Peu m’importe, si l’idée est présente c’est qu’elle a été nourrie et théorisée par un mouvement qu’on ne peut rejeter d’une main méprisante.

La Kabylie ne peut pourtant pas revendiquer l’indépendance. Tout simplement parce qu’on ne devient pas indépendant de sa propre terre. L’Algérie est autant sa terre que celle de n’importe quel individu qui s’en revendique et qui ne la reconnait pas dans son droit entier.

Ensuite, parce que je l’aime et cela me suffit à ne pas concevoir cette folle idée qu’elle ne soit plus un jour de mon pays au sens juridique. De toute façon, elle le sera toujours au sens de mon identité.

Je suis Oranais, je suis donc Algérien et par conséquent citoyen de Kabylie. Que serais-je sans une partie de moi-même ?

Et puis, la Kabylie est déjà indépendante par son droit. Tous ceux qui ont des droits naturels et inaliénables sont libres et indépendants quels que soient ceux qui envisagent de les renier.

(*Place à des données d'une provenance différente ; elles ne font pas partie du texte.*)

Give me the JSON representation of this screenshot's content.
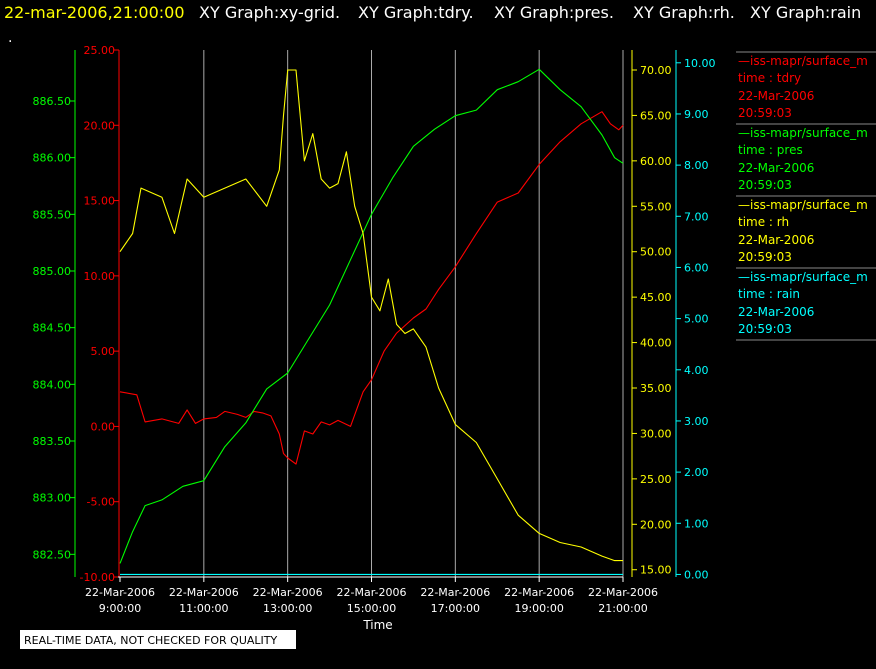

Elle est forte et invincible par ses convictions, son identité et la beauté de son territoire. Je suis donc invincible par mes convictions, mon identité et la beauté de mon territoire.

Voilà plusieurs décennies que je milite pour la reconnaissance de ses droits. Je dis toujours que je n’ai pas eu ni n’aurai plus à mon âge les épaules assez larges pour les faire admettre et imposer.

Je me fiche totalement de qui parle telle ou telle langue, de qui fait tel ou tel couscous, danse ou chante dans n’importe quel héritage familial.

Ce que je veux est que mes compatriotes soient heureux et libres. Cela me suffira car personne n’est d’une terre par un droit exclusif du fait de sa langue, de sa culture ou de sa coutume.

Chacun est de cette terre parce qu’il y est né, y a vécu ou l’a choisie. Il est de cette terre parce qu’il en ressent un attachement.

Voilà pourquoi je pense que la Kabylie a déjà son indépendance. Car les êtres humains ne sont jamais éternellement prisonniers de ce que les autres voudraient qu’ils soient.

Nous vaincrons ensemble ce régime militaro-civile et ensemble nous construirons un avenir meilleur. Pour ma part, cet avenir est déjà derrière moi, mais il me suffit de croire à sa réalisation future pour être heureux.

Alors nos enfants parleront la langue de leurs parents qui deviendra réellement officielle, mangeront le couscous de leur enfance, danseront et chanteront dans la joie de leur coutume ou de leur choix.

J’aurais tellement souhaité être né dans un pays qui n’a pas à se demander qu’elle est son identité officielle.

Car l’identité de l’être humain n’est pas la carte d’identité.